Na sua resposta Jesus corrige a
pergunta do jovem rico. Em vez de usar a palavra “possuir”, Jesus usa a palavra
“entrar”: “Se queres entrar na vida eterna...”. Jesus quer lhe
dizer: “Deus te oferece a vida, portanto não é que tu possas possuí-la e sim,
se quiseres participar nela, observa os mandamentos; se quiser entrar nela
pratique a bondade, já que tu me perguntas ‘o que eu devo fazer de bom...’”. A
bondade é a própria perfeição possuída por um ser e é a capacidade que possui
num ser de dar a outro a perfeição que lhe falta. A bondade é a disposição
natural a fazer o bem ou a trabalhar corretamente. Bondoso é quem se comporta
com bondade. Quem tem bondade é porque tem amor.
O texto nos diz que o jovem rico
observa todos os mandamentos. Mas ele insiste: “O que ainda me falta?”. Nesta
pergunta percebemos algo importante de que por mais que alcancemos algo, sempre
falta alguma coisa ou algumas coisas na nossa vida.

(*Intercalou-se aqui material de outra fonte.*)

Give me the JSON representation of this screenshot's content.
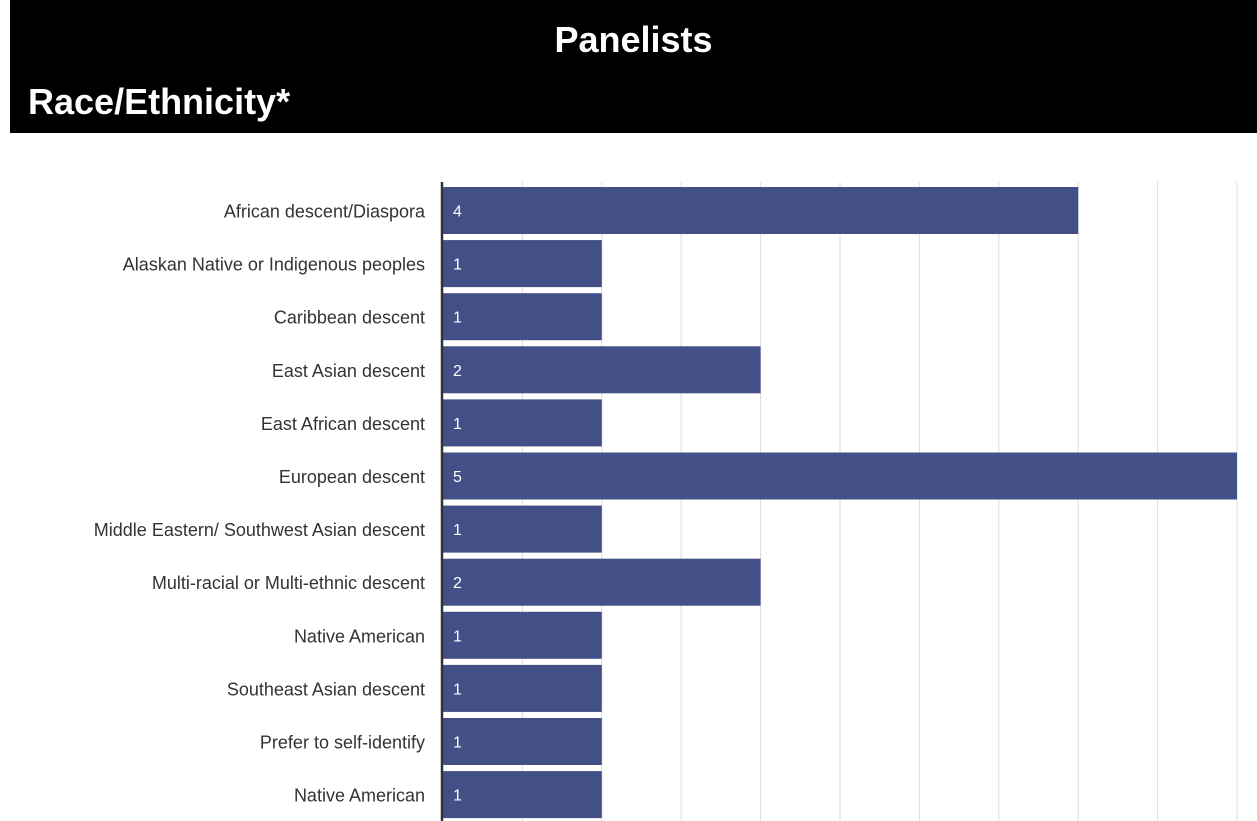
{
  "header": {
    "title": "Panelists",
    "subtitle": "Race/Ethnicity*"
  },
  "colors": {
    "bar": "#434f87",
    "grid": "#dddddd",
    "axis": "#333333",
    "header_bg": "#000000"
  },
  "chart_data": {
    "type": "bar",
    "orientation": "horizontal",
    "categories": [
      "African descent/Diaspora",
      "Alaskan Native or Indigenous peoples",
      "Caribbean descent",
      "East Asian descent",
      "East African descent",
      "European descent",
      "Middle Eastern/ Southwest Asian descent",
      "Multi-racial or Multi-ethnic descent",
      "Native American",
      "Southeast Asian descent",
      "Prefer to self-identify",
      "Native American"
    ],
    "values": [
      4,
      1,
      1,
      2,
      1,
      5,
      1,
      2,
      1,
      1,
      1,
      1
    ],
    "xlim": [
      0,
      5
    ],
    "grid": true,
    "data_labels": true,
    "legend": "none"
  }
}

Por melhores que nós
possamos ser, sempre falta alguma coisa na nossa vida ou para nossa vida. Com
efeito, nós somos o que somos e o que nos falta. Com efeito, não somos cristãos
e sim estamos cristãos, isto é, estamos em processo para ser verdadeiros cristãos
a exemplo do próprio Cristo. Em nós há
algo que exige de nós muito mais, que nos convida a fazermos um passo adiante, que
exige profundidade de relações, relações pessoais com Deus e com os demais
homens. O que falta em nós nos dá força para que possamos buscá-lo e pode nos
inquietar.
Segundo Jesus, para entrar na vida
definitiva o que se necessita não é a relação a um código (“o que deve fazer de
bom”), mas a uma pessoa (Sl 145,9): “O Bom é um só”. A observância dos
mandamentos é conseqüência dessa relação pessoal: os mandamentos são bons
porque expressam a vontade do Supremo Bom que é Deus (Am 5,4.6.14-15; Mq 6,8).
As normas ou as regras não produzem a graça. A graça é que produz regras para
facilitar ou para orientar o homem no alcance da graça. Quando se vive na graça
de Deus ou de acordo com o amor de Deus as regras cessam, pois pelo caminho de
amor não há outro caminho. Enquanto estivermos na terra precisamos da fé. Mas,
um dia, pela misericórdia divina, na face a face com Deus, não precisaremos
mais da fé.
Na sua resposta Jesus diz ao jovem
que ele deve desfazer-se de tudo o que tem sem esperança de retorno: “vender
tudo e dar o dinheiro aos pobres”. Não somente “vender tudo”, porque o jovem
poderia possuir o dinheiro, fruto da venda dos bens. Jesus exige dele muito
mais: “dar aos pobres” tudo que é o fruto da venda dos bens. Deixada a
segurança da riqueza ele encontrará outra segurança superior (Mt 6,25-34) que é
o próprio Jesus que é o Caminho, a verdade e a Vida (cf. Jo 14,6). Por isso, em
seguida Jesus acrescenta: “Depois, vem e segue-me”.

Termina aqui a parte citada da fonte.